There was a time when a remarkable military achievement could be duly noted if not necessarily celebrated. Many a Yankee had to admit that Robert E. Lee, Stonewall Jackson, and Nathan Bedford Forrest were pretty sharp. In fact, they might have wished they had generals of that ilk on the Union side. There was much to admire about these men. Sure, they were rebels and maybe they owned slaves (Forrest, tut tut, was also a slave trader!) but that is not what defined them. Once upon a time such men went down in history; today, no matter how outstanding their achievements, they go down in infamy along with their statues.
But the iconoclasm in Houston may just be getting started.
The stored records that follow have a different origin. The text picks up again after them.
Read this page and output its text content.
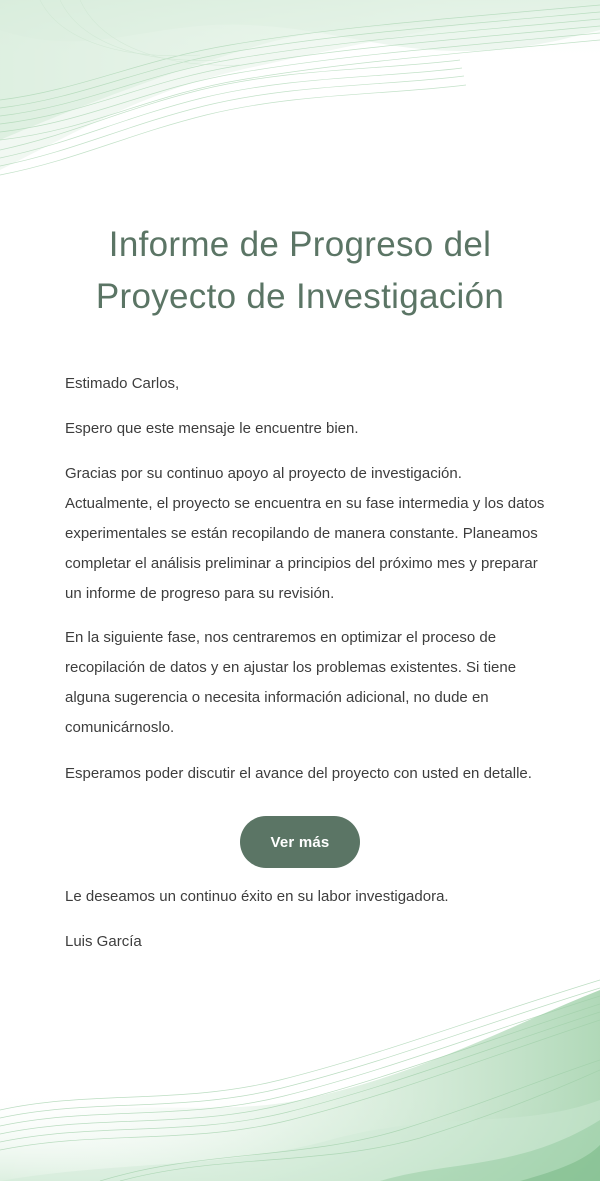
Informe de Progreso del
Proyecto de Investigación

Estimado Carlos,

Espero que este mensaje le encuentre bien.

Gracias por su continuo apoyo al proyecto de investigación. Actualmente, el proyecto se encuentra en su fase intermedia y los datos experimentales se están recopilando de manera constante. Planeamos completar el análisis preliminar a principios del próximo mes y preparar un informe de progreso para su revisión.

En la siguiente fase, nos centraremos en optimizar el proceso de recopilación de datos y en ajustar los problemas existentes. Si tiene alguna sugerencia o necesita información adicional, no dude en comunicárnoslo.

Esperamos poder discutir el avance del proyecto con usted en detalle.

Ver más

Le deseamos un continuo éxito en su labor investigadora.

Luis García
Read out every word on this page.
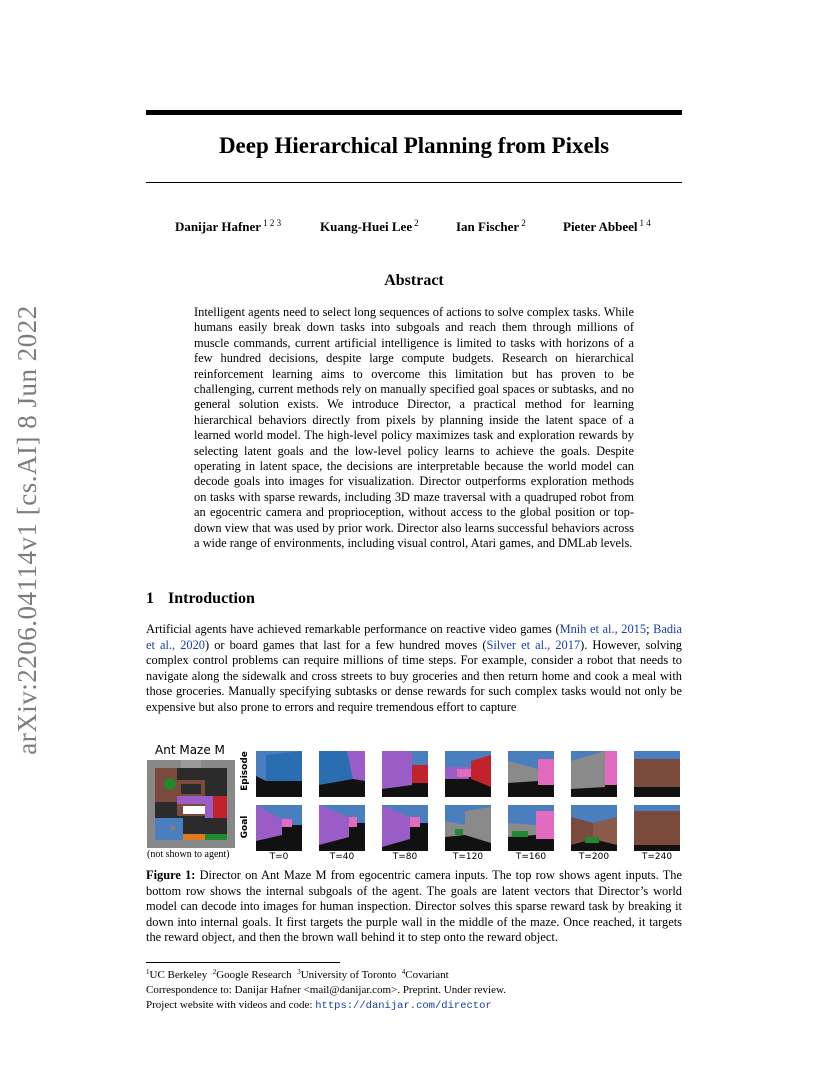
arXiv:2206.04114v1 [cs.AI] 8 Jun 2022
Deep Hierarchical Planning from Pixels
Danijar Hafner $^{1 2 3}$	Kuang-Huei Lee $^2$	Ian Fischer $^2$	Pieter Abbeel $^{1 4}$
Abstract
Intelligent agents need to select long sequences of actions to solve complex tasks. While humans easily break down tasks into subgoals and reach them through millions of muscle commands, current artificial intelligence is limited to tasks with horizons of a few hundred decisions, despite large compute budgets. Research on hierarchical reinforcement learning aims to overcome this limitation but has proven to be challenging, current methods rely on manually specified goal spaces or subtasks, and no general solution exists. We introduce Director, a practical method for learning hierarchical behaviors directly from pixels by planning inside the latent space of a learned world model. The high-level policy maximizes task and exploration rewards by selecting latent goals and the low-level policy learns to achieve the goals. Despite operating in latent space, the decisions are interpretable because the world model can decode goals into images for visualization. Director outperforms exploration methods on tasks with sparse rewards, including 3D maze traversal with a quadruped robot from an egocentric camera and proprioception, without access to the global position or top-down view that was used by prior work. Director also learns successful behaviors across a wide range of environments, including visual control, Atari games, and DMLab levels.
1 Introduction
Artificial agents have achieved remarkable performance on reactive video games (Mnih et al., 2015; Badia et al., 2020) or board games that last for a few hundred moves (Silver et al., 2017). However, solving complex control problems can require millions of time steps. For example, consider a robot that needs to navigate along the sidewalk and cross streets to buy groceries and then return home and cook a meal with those groceries. Manually specifying subtasks or dense rewards for such complex tasks would not only be expensive but also prone to errors and require tremendous effort to capture
Ant Maze M
×
Episode
Goal
(not shown to agent)	T=0	T=40	T=80	T=120	T=160	T=200	T=240
Figure 1: Director on Ant Maze M from egocentric camera inputs. The top row shows agent inputs. The bottom row shows the internal subgoals of the agent. The goals are latent vectors that Director’s world model can decode into images for human inspection. Director solves this sparse reward task by breaking it down into internal goals. It first targets the purple wall in the middle of the maze. Once reached, it targets the reward object, and then the brown wall behind it to step onto the reward object.
$^1$UC Berkeley $^2$Google Research $^3$University of Toronto $^4$Covariant
Correspondence to: Danijar Hafner <mail@danijar.com>. Preprint. Under review.
Project website with videos and code: https://danijar.com/director
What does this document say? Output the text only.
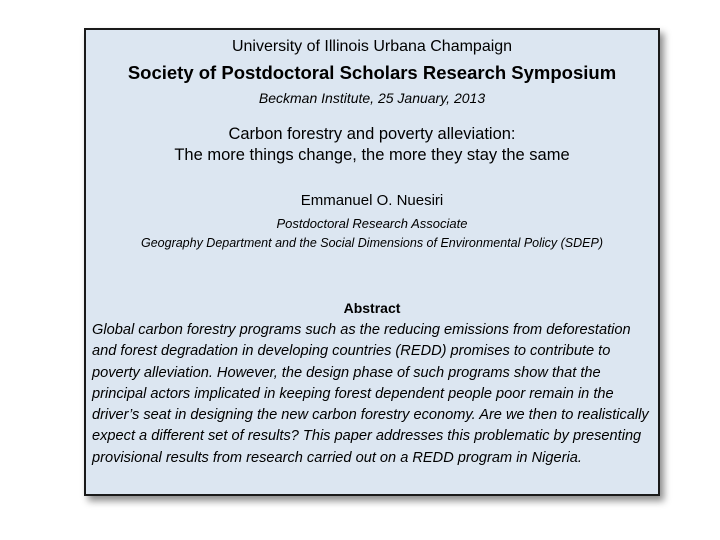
University of Illinois Urbana Champaign
Society of Postdoctoral Scholars Research Symposium
Beckman Institute, 25 January, 2013
Carbon forestry and poverty alleviation:
The more things change, the more they stay the same
Emmanuel O. Nuesiri
Postdoctoral Research Associate
Geography Department and the Social Dimensions of Environmental Policy (SDEP)
Abstract
Global carbon forestry programs such as the reducing emissions from deforestation and forest degradation in developing countries (REDD) promises to contribute to poverty alleviation. However, the design phase of such programs show that the principal actors implicated in keeping forest dependent people poor remain in the driver’s seat in designing the new carbon forestry economy. Are we then to realistically expect a different set of results? This paper addresses this problematic by presenting provisional results from research carried out on a REDD program in Nigeria.
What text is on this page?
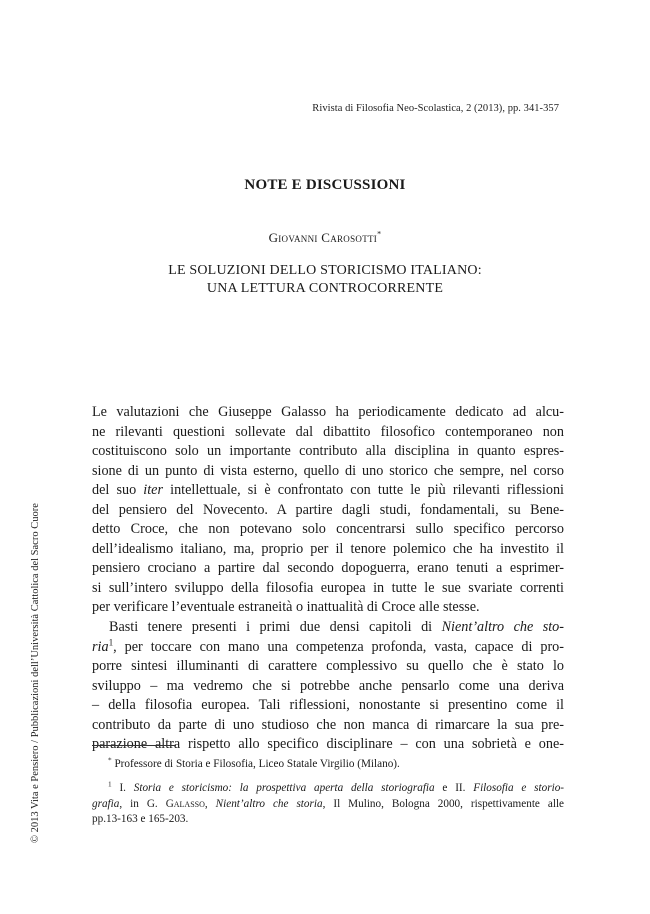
Rivista di Filosofia Neo-Scolastica, 2 (2013), pp. 341-357
NOTE E DISCUSSIONI
Giovanni Carosotti*
LE SOLUZIONI DELLO STORICISMO ITALIANO:
UNA LETTURA CONTROCORRENTE
Le valutazioni che Giuseppe Galasso ha periodicamente dedicato ad alcu-
ne rilevanti questioni sollevate dal dibattito filosofico contemporaneo non
costituiscono solo un importante contributo alla disciplina in quanto espres-
sione di un punto di vista esterno, quello di uno storico che sempre, nel corso
del suo iter intellettuale, si è confrontato con tutte le più rilevanti riflessioni
del pensiero del Novecento. A partire dagli studi, fondamentali, su Bene-
detto Croce, che non potevano solo concentrarsi sullo specifico percorso
dell’idealismo italiano, ma, proprio per il tenore polemico che ha investito il
pensiero crociano a partire dal secondo dopoguerra, erano tenuti a esprimer-
si sull’intero sviluppo della filosofia europea in tutte le sue svariate correnti
per verificare l’eventuale estraneità o inattualità di Croce alle stesse.
Basti tenere presenti i primi due densi capitoli di Nient’altro che sto-
ria$^1$, per toccare con mano una competenza profonda, vasta, capace di pro-
porre sintesi illuminanti di carattere complessivo su quello che è stato lo
sviluppo – ma vedremo che si potrebbe anche pensarlo come una deriva
– della filosofia europea. Tali riflessioni, nonostante si presentino come il
contributo da parte di uno studioso che non manca di rimarcare la sua pre-
parazione altra rispetto allo specifico disciplinare – con una sobrietà e one-
* Professore di Storia e Filosofia, Liceo Statale Virgilio (Milano).
$^1$ I. Storia e storicismo: la prospettiva aperta della storiografia e II. Filosofia e storio-
grafia, in G. Galasso, Nient’altro che storia, Il Mulino, Bologna 2000, rispettivamente alle
pp.13-163 e 165-203.
© 2013 Vita e Pensiero / Pubblicazioni dell’Università Cattolica del Sacro Cuore
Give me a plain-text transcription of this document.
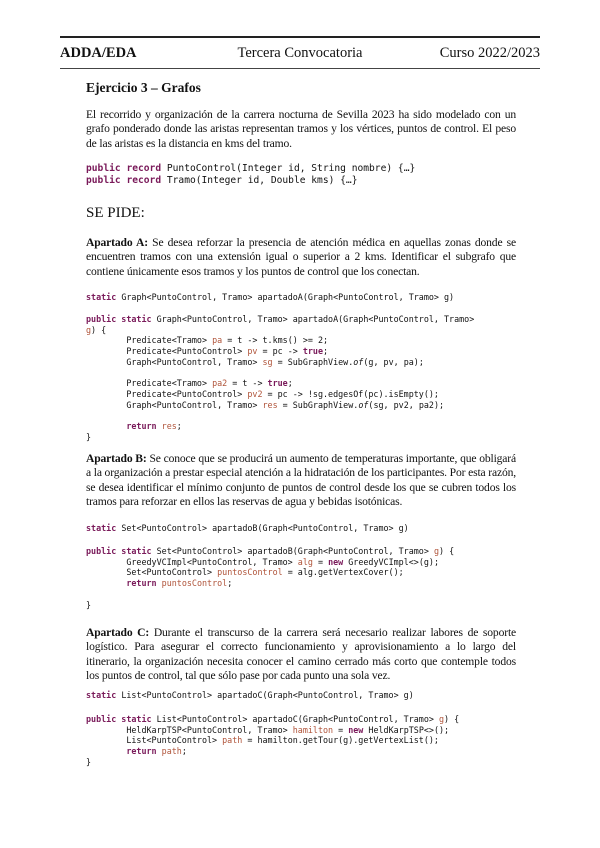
ADDA/EDA	Tercera Convocatoria	Curso 2022/2023
Ejercicio 3 – Grafos
El recorrido y organización de la carrera nocturna de Sevilla 2023 ha sido modelado con un grafo ponderado donde las aristas representan tramos y los vértices, puntos de control. El peso de las aristas es la distancia en kms del tramo.
public record PuntoControl(Integer id, String nombre) {…}
public record Tramo(Integer id, Double kms) {…}
SE PIDE:
Apartado A: Se desea reforzar la presencia de atención médica en aquellas zonas donde se encuentren tramos con una extensión igual o superior a 2 kms. Identificar el subgrafo que contiene únicamente esos tramos y los puntos de control que los conectan.
static Graph<PuntoControl, Tramo> apartadoA(Graph<PuntoControl, Tramo> g)
public static Graph<PuntoControl, Tramo> apartadoA(Graph<PuntoControl, Tramo>
g) {
Predicate<Tramo> pa = t -> t.kms() >= 2;
Predicate<PuntoControl> pv = pc -> true;
Graph<PuntoControl, Tramo> sg = SubGraphView.of(g, pv, pa);

Predicate<Tramo> pa2 = t -> true;
Predicate<PuntoControl> pv2 = pc -> !sg.edgesOf(pc).isEmpty();
Graph<PuntoControl, Tramo> res = SubGraphView.of(sg, pv2, pa2);

return res;
}
Apartado B: Se conoce que se producirá un aumento de temperaturas importante, que obligará a la organización a prestar especial atención a la hidratación de los participantes. Por esta razón, se desea identificar el mínimo conjunto de puntos de control desde los que se cubren todos los tramos para reforzar en ellos las reservas de agua y bebidas isotónicas.
static Set<PuntoControl> apartadoB(Graph<PuntoControl, Tramo> g)
public static Set<PuntoControl> apartadoB(Graph<PuntoControl, Tramo> g) {
GreedyVCImpl<PuntoControl, Tramo> alg = new GreedyVCImpl<>(g);
Set<PuntoControl> puntosControl = alg.getVertexCover();
return puntosControl;

}
Apartado C: Durante el transcurso de la carrera será necesario realizar labores de soporte logístico. Para asegurar el correcto funcionamiento y aprovisionamiento a lo largo del itinerario, la organización necesita conocer el camino cerrado más corto que contemple todos los puntos de control, tal que sólo pase por cada punto una sola vez.
static List<PuntoControl> apartadoC(Graph<PuntoControl, Tramo> g)
public static List<PuntoControl> apartadoC(Graph<PuntoControl, Tramo> g) {
HeldKarpTSP<PuntoControl, Tramo> hamilton = new HeldKarpTSP<>();
List<PuntoControl> path = hamilton.getTour(g).getVertexList();
return path;
}
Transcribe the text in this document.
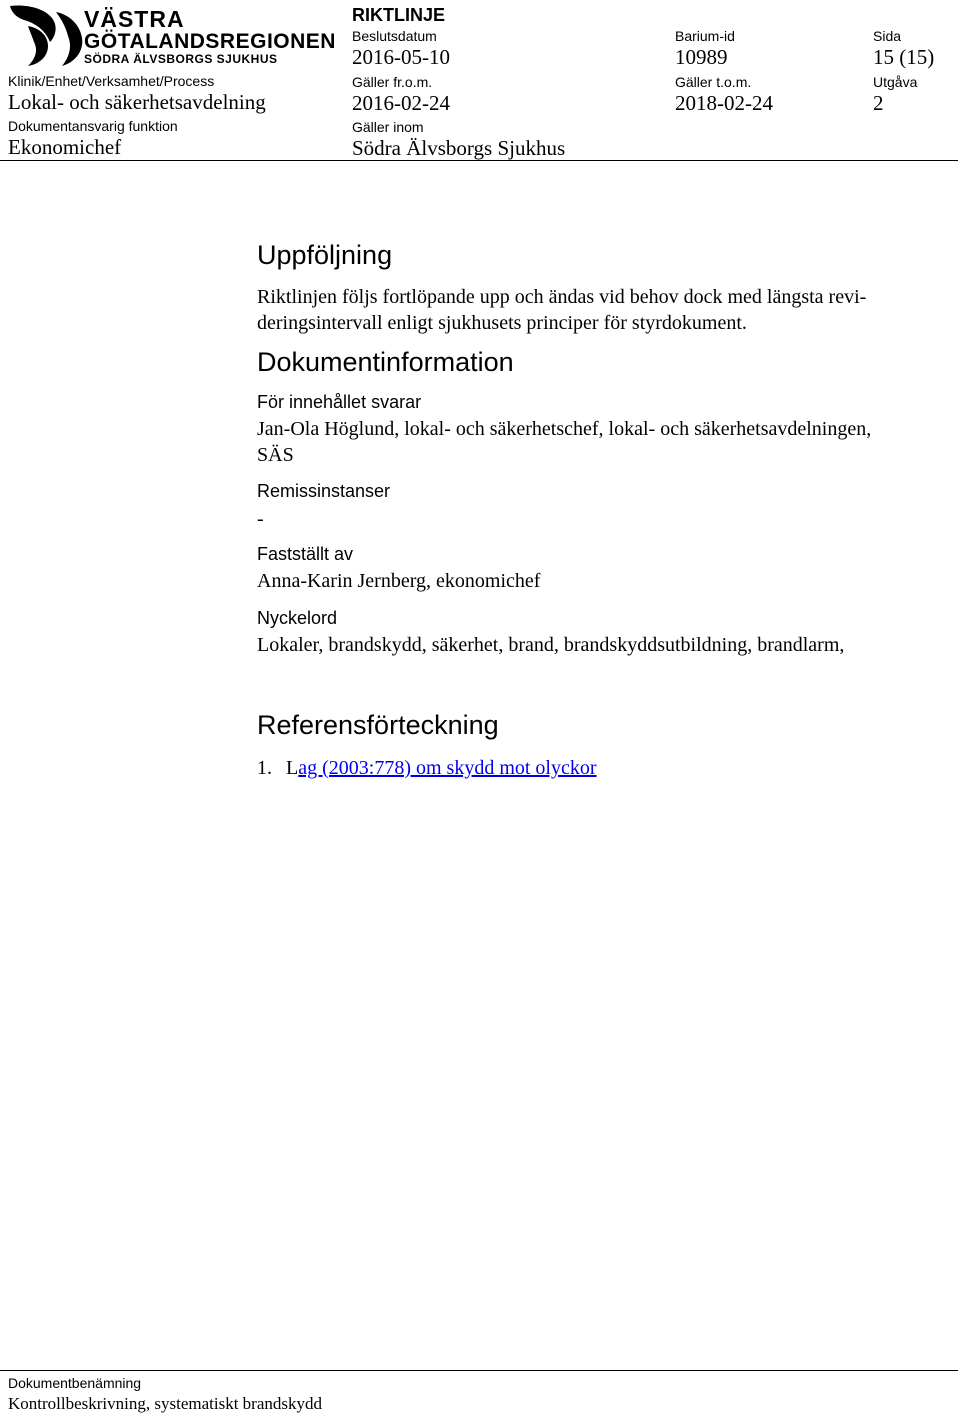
VÄSTRA
GÖTALANDSREGIONEN
SÖDRA ÄLVSBORGS SJUKHUS
Klinik/Enhet/Verksamhet/Process
Lokal- och säkerhetsavdelning
Dokumentansvarig funktion
Ekonomichef
RIKTLINJE
Beslutsdatum
2016-05-10
Gäller fr.o.m.
2016-02-24
Gäller inom
Södra Älvsborgs Sjukhus
Barium-id
10989
Gäller t.o.m.
2018-02-24
Sida
15 (15)
Utgåva
2
Uppföljning
Riktlinjen följs fortlöpande upp och ändas vid behov dock med längsta revi-
deringsintervall enligt sjukhusets principer för styrdokument.
Dokumentinformation
För innehållet svarar
Jan-Ola Höglund, lokal- och säkerhetschef, lokal- och säkerhetsavdelningen,
SÄS
Remissinstanser
-
Fastställt av
Anna-Karin Jernberg, ekonomichef
Nyckelord
Lokaler, brandskydd, säkerhet, brand, brandskyddsutbildning, brandlarm,
Referensförteckning
1. Lag (2003:778) om skydd mot olyckor
Dokumentbenämning
Kontrollbeskrivning, systematiskt brandskydd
Recently a statue of Christopher Columbus was removed from his namesake city in Ohio. The same fate could await the equestrian statue of Sam Houston on the north side of Hermann Park in Houston. It wouldn’t be the first time the Father of Texas was snubbed.
In 2006, for example, Houston’s Major Soccer League franchise was pondering nicknames. The name chosen was the Houston 1836, based on the year Texas won its independence. Unfortunately, in the process Mexico lost a lot of real estate, so the usual suspects complained that the name 1836 was divisive (isn’t that what independence movements are all about?) so after one month the nickname was changed to the Houston Dynamo.
Houston was no Confederate – indeed he spoke out against the spread of slavery and secession many times. After Texas seceded in 1861, he refused to swear allegiance to the Confederacy and was removed from office. Also, he championed Native American rights, spoke Cherokee, and once married a Cherokee woman. But goshdarnit, he was in charge at the decisive Battle of San Jacinto, just east of present-day Houston…and he and his troops killed a lot of Mexicans (roughly 630) in the process.
Well, these days it’s one strike and you’re out – actually, make that two strikes. Houston also owned a few slaves, which he freed before his death in 1863. If his statue goes, it’s entirely possible that the name of the city will also go bye-bye.
The big enchilada, however, is the Sam Houston statue adjacent to I-45 outside of Huntsville, Texas. A modern-day Colossus of Rhodes, it stands 67 feet tall. I’m sure the Antifa Lilliputians have this one on their agenda also.
I don’t know if Dick Dowling had any slaves or not. But I do know the fort he defended was built with slave labor. Not that that should tarnish his victory, but we live in illogical times.
There may be yet another reason to flush Dick Dowling down the Texas history toilet. At the Battle of Sabine Pass, his planning, preparation, and execution were flawless. If you have a soft spot in your heart for rebels and you like to root for the underdog, he certainly qualifies.
Unfortunately, governments generally aren’t fond of people like Dick Dowling. He shows that you can defy the odds and not only emerge victorious but unscathed. That’s not an idea you want to implant in men’s heads. Rather, just the opposite…you know, resistance is futile…lay down your weapons and bend over. For sure, we could use a Dick Dowling or two in fighting today’s culture wars.
The story of Dick Dowling’s victory may be far more dangerous than any statue ever could be. For the time being, his story is still told at the Sabine Pass Battleground State Park in Port Arthur. It’s located at 6100 Dick Dowling Road…whoops! This just in! According to the internet, the address has been changed to 6100 Dolewood Road.